Meeting in Estonia on 6 October 2017, the representatives of the 32 member countries of the European Union and the European Free Trade Association (Iceland, Liechtenstein, Norway and Switzerland) unanimously approved the ‘Tallinn Declaration on eGovernment’.

Dan Kersch, Luxembourg’s Minister for the Civil Service and Administrative Reform, commended the work carried out by the Estonian Presidency of the Council of the European Union. He totally supported the text of the Declaration, the main aim of which is to create a single digital market to the advantage of both people and businesses, while ensuring the deployment of the new technologies in Europe, on the basis of the secure digital exchange of information between the public and all administrations.

 Overall, the joint Declaration confirms the commitment of the countries of Europe to implement an action plan aimed at achieving a series of clearly defined objectives by 2020. These objectives include the ‘digital-by-default’ and ‘once-only’ principles – two measures to be found at the heart of the ‘Einfach Lëtzebuerg’ programme for administrative simplification to the advantage of both people and businesses.

 In the Grand Duchy, Minister Dan Kersch is working with his teams on drawing up draft legislation that will definitively anchor the ‘once-only’ principle in the country’s legislation, so that its implementation can be generalised within those administrations which would then – after first obtaining specific agreement from the party concerned – be able to re-use information already in the possession of another public administration.

 Regarding reliability and security, the signatory States undertake to ensure that the digital services set up guarantee data security and personal privacy.
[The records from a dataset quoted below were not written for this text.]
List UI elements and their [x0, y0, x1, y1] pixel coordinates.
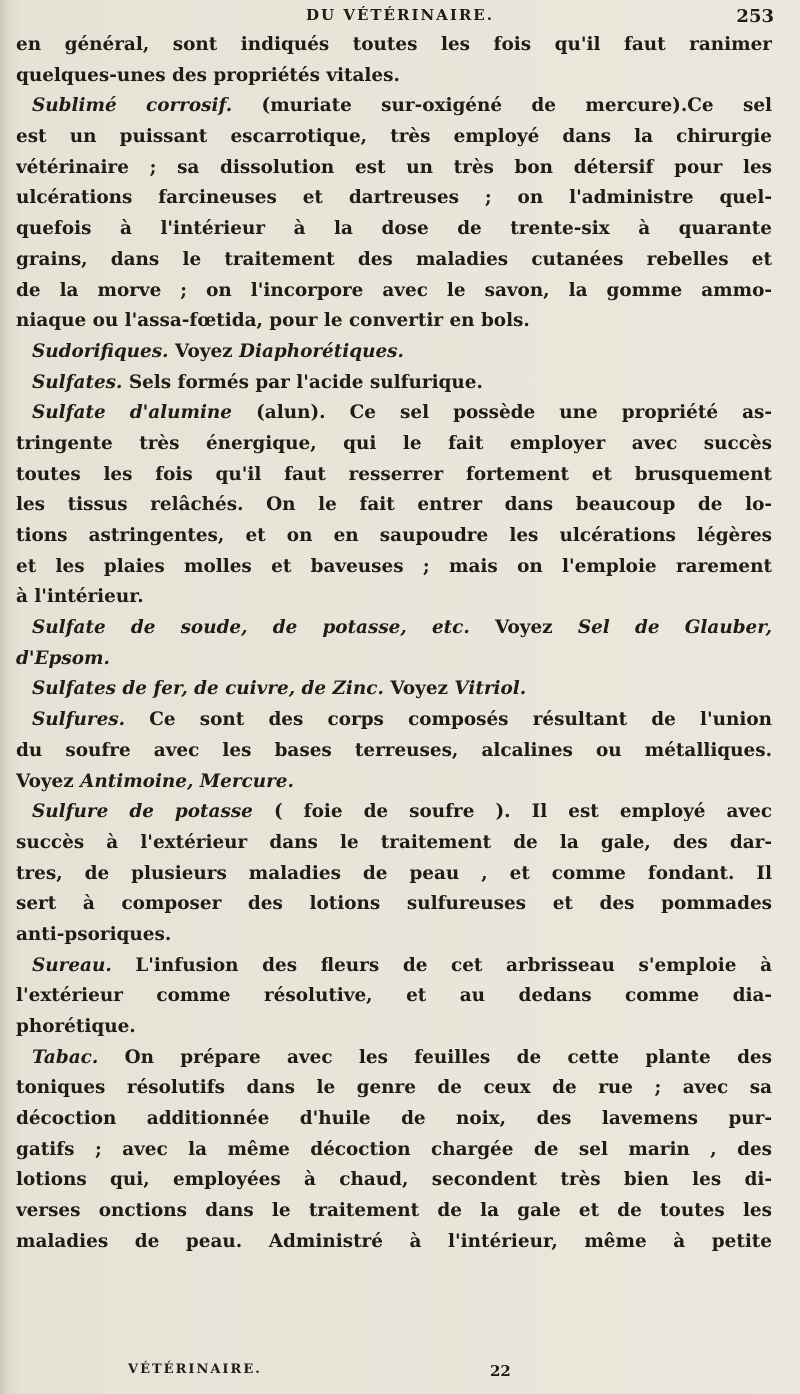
line-text: grains, dans le traitement des maladies cutanées rebelles et	[16, 248, 772, 270]
entry-term: Sulfate d'alumine	[32, 402, 233, 424]
text-line	[16, 183, 772, 214]
text-line	[16, 920, 772, 951]
text-line	[16, 30, 772, 61]
text-line	[16, 1196, 772, 1227]
text-line	[16, 1073, 772, 1104]
line-text: On prépare avec les feuilles de cette plante des	[124, 1046, 772, 1068]
line-text: ulcérations farcineuses et dartreuses ; on l'administre quel-	[16, 187, 772, 209]
line-text: (muriate sur-oxigéné de mercure).Ce sel	[261, 95, 772, 117]
page-number: 253	[736, 6, 774, 27]
line-text: sert à composer des lotions sulfureuses et des pommades	[16, 893, 772, 915]
text-line	[16, 705, 772, 736]
line-text: Voyez	[16, 770, 74, 792]
line-text: décoction additionnée d'huile de noix, des lavemens pur-	[16, 1108, 772, 1130]
line-text: anti-psoriques.	[16, 923, 172, 945]
text-line	[16, 1012, 772, 1043]
line-text: est un puissant escarrotique, très employé dans la chirurgie	[16, 126, 772, 148]
entry-term: Sulfure de potasse	[32, 801, 253, 823]
text-line	[16, 91, 772, 122]
page-header	[0, 6, 800, 30]
text-line	[16, 1135, 772, 1166]
line-text: de la morve ; on l'incorpore avec le savon, la gomme ammo-	[16, 279, 772, 301]
line-text: et les plaies molles et baveuses ; mais on l'emploie rarement	[16, 555, 772, 577]
body-text	[16, 30, 772, 1258]
line-text: (alun). Ce sel possède une propriété as-	[256, 402, 772, 424]
text-line	[16, 490, 772, 521]
text-line	[16, 674, 772, 705]
cross-reference: Sel de Glauber,	[577, 617, 772, 639]
cross-reference: Diaphorétiques.	[239, 340, 404, 362]
line-text: l'extérieur comme résolutive, et au dedans comme dia-	[16, 985, 772, 1007]
running-head: DU VÉTÉRINAIRE.	[306, 6, 494, 24]
text-line	[16, 368, 772, 399]
signature-mark: VÉTÉRINAIRE.	[128, 1362, 262, 1377]
text-line	[16, 981, 772, 1012]
text-line	[16, 1227, 772, 1258]
text-line	[16, 1165, 772, 1196]
text-line	[16, 767, 772, 798]
text-line	[16, 797, 772, 828]
signature-number: 22	[490, 1362, 511, 1380]
line-text: ( foie de soufre ). Il est employé avec	[273, 801, 772, 823]
text-line	[16, 306, 772, 337]
line-text: Sels formés par l'acide sulfurique.	[128, 371, 483, 393]
text-line	[16, 1104, 772, 1135]
text-line	[16, 214, 772, 245]
line-text: maladies de peau. Administré à l'intérieur, même à petite	[16, 1230, 772, 1252]
line-text: quefois à l'intérieur à la dose de trente-six à quarante	[16, 218, 772, 240]
text-line	[16, 429, 772, 460]
text-line	[16, 889, 772, 920]
line-text: Voyez	[390, 678, 448, 700]
line-text: vétérinaire ; sa dissolution est un très bon détersif pour les	[16, 156, 772, 178]
line-text: tringente très énergique, qui le fait employer avec succès	[16, 432, 772, 454]
text-line	[16, 521, 772, 552]
line-text: toniques résolutifs dans le genre de ceux de rue ; avec sa	[16, 1077, 772, 1099]
entry-term: Sulfate de soude, de potasse, etc.	[32, 617, 470, 639]
line-text: tres, de plusieurs maladies de peau , et comme fondant. Il	[16, 862, 772, 884]
text-line	[16, 245, 772, 276]
line-text: en général, sont indiqués toutes les fois qu'il faut ranimer	[16, 34, 772, 55]
line-text: Ce sont des corps composés résultant de l'union	[149, 709, 772, 731]
text-line	[16, 398, 772, 429]
line-text: L'infusion des fleurs de cet arbrisseau s'emploie à	[135, 954, 772, 976]
entry-term: Sublimé corrosif.	[32, 95, 233, 117]
entry-term: Sulfates.	[32, 371, 123, 393]
line-text: gatifs ; avec la même décoction chargée de sel marin , des	[16, 1138, 772, 1160]
entry-term: Tabac.	[32, 1046, 99, 1068]
line-text: verses onctions dans le traitement de la gale et de toutes les	[16, 1200, 772, 1222]
text-line	[16, 644, 772, 675]
text-line	[16, 859, 772, 890]
line-text: du soufre avec les bases terreuses, alcalines ou métalliques.	[16, 739, 772, 761]
text-line	[16, 613, 772, 644]
line-text: lotions qui, employées à chaud, secondent très bien les di-	[16, 1169, 772, 1191]
text-line	[16, 582, 772, 613]
text-line	[16, 122, 772, 153]
entry-term: Sulfates de fer, de cuivre, de Zinc.	[32, 678, 384, 700]
line-text: Voyez	[494, 617, 553, 639]
text-line	[16, 736, 772, 767]
cross-reference: Vitriol.	[454, 678, 527, 700]
cross-reference: Antimoine, Mercure.	[80, 770, 294, 792]
entry-term: Sulfures.	[32, 709, 126, 731]
text-line	[16, 153, 772, 184]
line-text: toutes les fois qu'il faut resserrer fortement et brusquement	[16, 463, 772, 485]
text-line	[16, 552, 772, 583]
text-line	[16, 951, 772, 982]
text-line	[16, 337, 772, 368]
text-line	[16, 828, 772, 859]
text-line	[16, 1043, 772, 1074]
entry-term: Sureau.	[32, 954, 112, 976]
text-line	[16, 276, 772, 307]
text-line	[16, 460, 772, 491]
line-text: Voyez	[174, 340, 233, 362]
line-text: les tissus relâchés. On le fait entrer dans beaucoup de lo-	[16, 494, 772, 516]
text-line	[16, 61, 772, 92]
line-text: phorétique.	[16, 1016, 136, 1037]
line-text: tions astringentes, et on en saupoudre les ulcérations légères	[16, 525, 772, 546]
page-footer	[0, 1362, 800, 1386]
line-text: succès à l'extérieur dans le traitement de la gale, des dar-	[16, 831, 772, 853]
entry-term: Sudorifiques.	[32, 340, 169, 362]
entry-term: d'Epsom.	[16, 647, 110, 669]
line-text: quelques-unes des propriétés vitales.	[16, 64, 400, 86]
line-text: à l'intérieur.	[16, 586, 144, 608]
line-text: niaque ou l'assa-fœtida, pour le convertir en bols.	[16, 310, 530, 332]
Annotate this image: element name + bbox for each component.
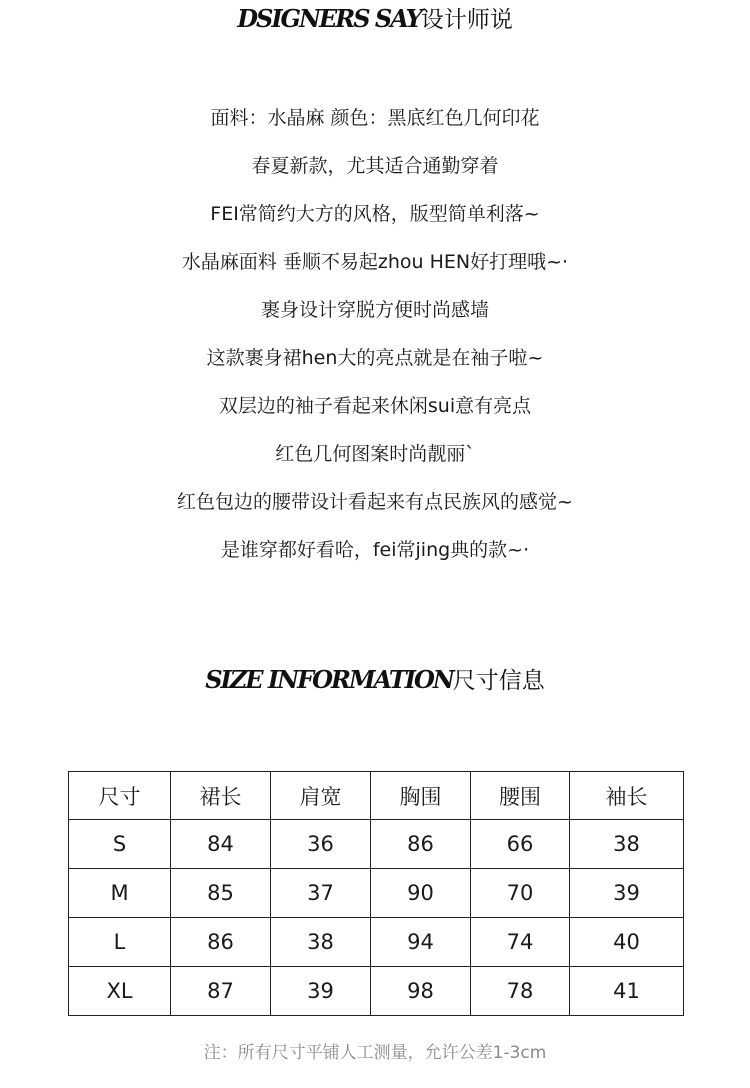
table-cell: 38 <box>570 820 684 869</box>
designer-say-title-en: DSIGNERS SAY <box>237 4 421 33</box>
table-row <box>69 967 684 1016</box>
description-line: 这款裹身裙hen大的亮点就是在袖子啦~ <box>206 347 544 369</box>
table-cell: 36 <box>271 820 371 869</box>
description-line: 是谁穿都好看哈，fei常jing典的款~· <box>220 539 530 561</box>
table-cell: 90 <box>371 869 471 918</box>
header-sleeve-length: 袖长 <box>570 772 684 820</box>
header-shoulder-width: 肩宽 <box>271 772 371 820</box>
table-cell: 74 <box>471 918 570 967</box>
table-cell: S <box>69 820 171 869</box>
table-cell: 70 <box>471 869 570 918</box>
table-cell: 87 <box>171 967 271 1016</box>
description-line: 春夏新款，尤其适合通勤穿着 <box>251 155 499 177</box>
size-information-title-zh: 尺寸信息 <box>452 668 545 694</box>
table-cell: 37 <box>271 869 371 918</box>
designer-say-heading <box>0 4 750 35</box>
table-cell: L <box>69 918 171 967</box>
table-cell: 78 <box>471 967 570 1016</box>
product-description-list <box>0 94 750 574</box>
header-size: 尺寸 <box>69 772 171 820</box>
table-cell: 98 <box>371 967 471 1016</box>
size-information-heading <box>0 664 750 697</box>
table-cell: 85 <box>171 869 271 918</box>
table-cell: 38 <box>271 918 371 967</box>
table-cell: XL <box>69 967 171 1016</box>
table-cell: 94 <box>371 918 471 967</box>
table-cell: 40 <box>570 918 684 967</box>
table-row <box>69 820 684 869</box>
table-row <box>69 869 684 918</box>
table-cell: 41 <box>570 967 684 1016</box>
table-cell: 39 <box>271 967 371 1016</box>
description-line: 裹身设计穿脱方便时尚感墙 <box>260 299 489 321</box>
header-waist: 腰围 <box>471 772 570 820</box>
description-line: 水晶麻面料 垂顺不易起zhou HEN好打理哦~· <box>181 251 569 273</box>
table-cell: 84 <box>171 820 271 869</box>
table-cell: M <box>69 869 171 918</box>
header-bust: 胸围 <box>371 772 471 820</box>
description-line: 双层边的袖子看起来休闲sui意有亮点 <box>218 395 532 417</box>
header-dress-length: 裙长 <box>171 772 271 820</box>
table-cell: 39 <box>570 869 684 918</box>
description-line: 红色包边的腰带设计看起来有点民族风的感觉~ <box>177 491 573 513</box>
description-line: 红色几何图案时尚靓丽` <box>275 443 475 465</box>
size-table <box>68 771 684 1016</box>
table-cell: 66 <box>471 820 570 869</box>
size-information-title-en: SIZE INFORMATION <box>205 665 453 694</box>
table-row <box>69 918 684 967</box>
table-header-row <box>69 772 684 820</box>
designer-say-title-zh: 设计师说 <box>420 7 513 33</box>
description-line: 面料：水晶麻 颜色：黑底红色几何印花 <box>210 107 540 129</box>
table-cell: 86 <box>171 918 271 967</box>
measurement-note: 注：所有尺寸平铺人工测量，允许公差1-3cm <box>203 1043 547 1063</box>
table-cell: 86 <box>371 820 471 869</box>
description-line: FEI常简约大方的风格，版型简单利落~ <box>210 203 540 225</box>
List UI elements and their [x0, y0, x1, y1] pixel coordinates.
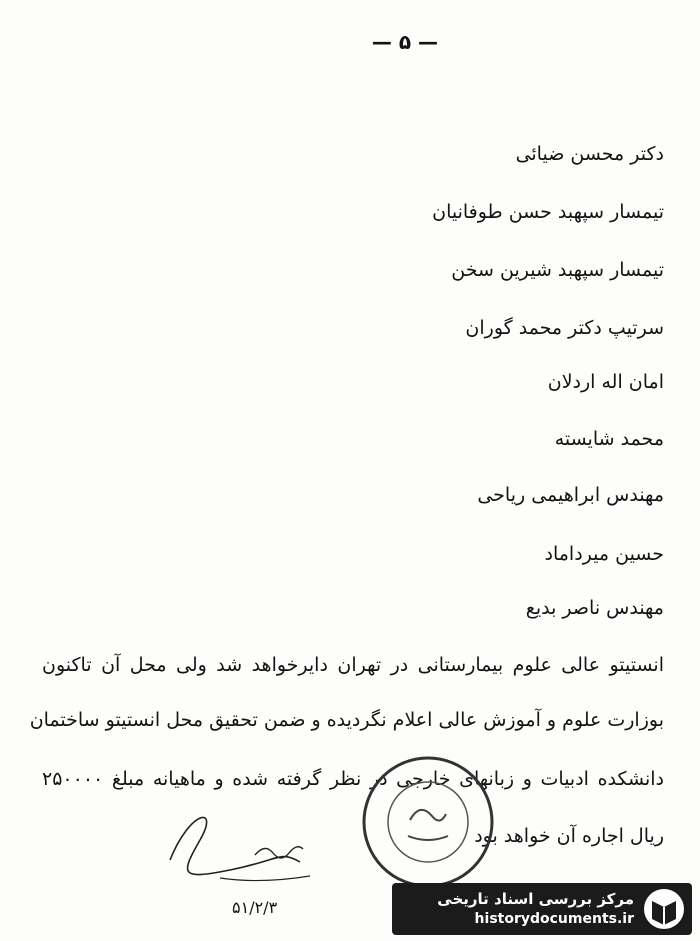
name-line: سرتیپ دکتر محمد گوران	[465, 317, 664, 339]
name-line: امان اله اردلان	[547, 371, 664, 393]
book-logo-icon	[642, 887, 686, 931]
name-line: دکتر محسن ضیائی	[515, 143, 664, 165]
watermark-title: مرکز بررسی اسناد تاریخی	[437, 890, 634, 908]
watermark-url: historydocuments.ir	[474, 911, 634, 927]
paragraph-line: دانشکده ادبیات و زبانهای خارجی در نظر گرفته شده و ماهیانه مبلغ ۲۵۰۰۰۰	[42, 768, 664, 790]
paragraph-line: ریال اجاره آن خواهد بود	[474, 825, 664, 847]
archive-watermark	[392, 883, 692, 935]
page-number: — ۵ —	[371, 30, 439, 54]
paragraph-line: انستیتو عالی علوم بیمارستانی در تهران دایرخواهد شد ولی محل آن تاکنون	[42, 654, 664, 676]
name-line: مهندس ناصر بدیع	[525, 597, 664, 619]
official-stamp-icon	[358, 752, 498, 892]
paragraph-line: بوزارت علوم و آموزش عالی اعلام نگردیده و ضمن تحقیق محل انستیتو ساختمان	[29, 709, 664, 731]
handwritten-signature-icon	[160, 800, 340, 895]
name-line: حسین میرداماد	[544, 543, 664, 565]
name-line: تیمسار سپهبد حسن طوفانیان	[432, 201, 664, 223]
name-line: تیمسار سپهبد شیرین سخن	[451, 259, 664, 281]
watermark-text	[437, 889, 634, 929]
document-date: ۵۱/۲/۳	[232, 898, 278, 917]
name-line: مهندس ابراهیمی ریاحی	[477, 484, 664, 506]
name-line: محمد شایسته	[554, 428, 664, 450]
At the same time, the aim is to promote the adoption of the electronic identity card (eID), making sure that its utilization is made simpler and easier to use while at the same time providing secure access to on-line services.

 Transparency and openness are also core features of the basic principles laid down in the Tallinn Declaration. They are present in the Grand Duchy already, as individuals are able to consult – in electronic form – certain items of information about them held by public administrations, and to check which administrations have accessed their personal information.

 Lastly, in line with the Tallinn undertakings, the Grand Duchy has adopted an ‘open data’ strategy aimed at accompanying the opening up of certain public data held about the State and its administrations, while maintaining everyone’s right to privacy.

 The joint Declaration is thus totally in keeping with the Government’s strategic choices regarding the simplification of administrative formalities and procedures. The State will now be able to rely on a firm framework that is common to all the countries in Europe as it pursues its efforts to digitalize the services provided to users, whether they are private individuals or businesses.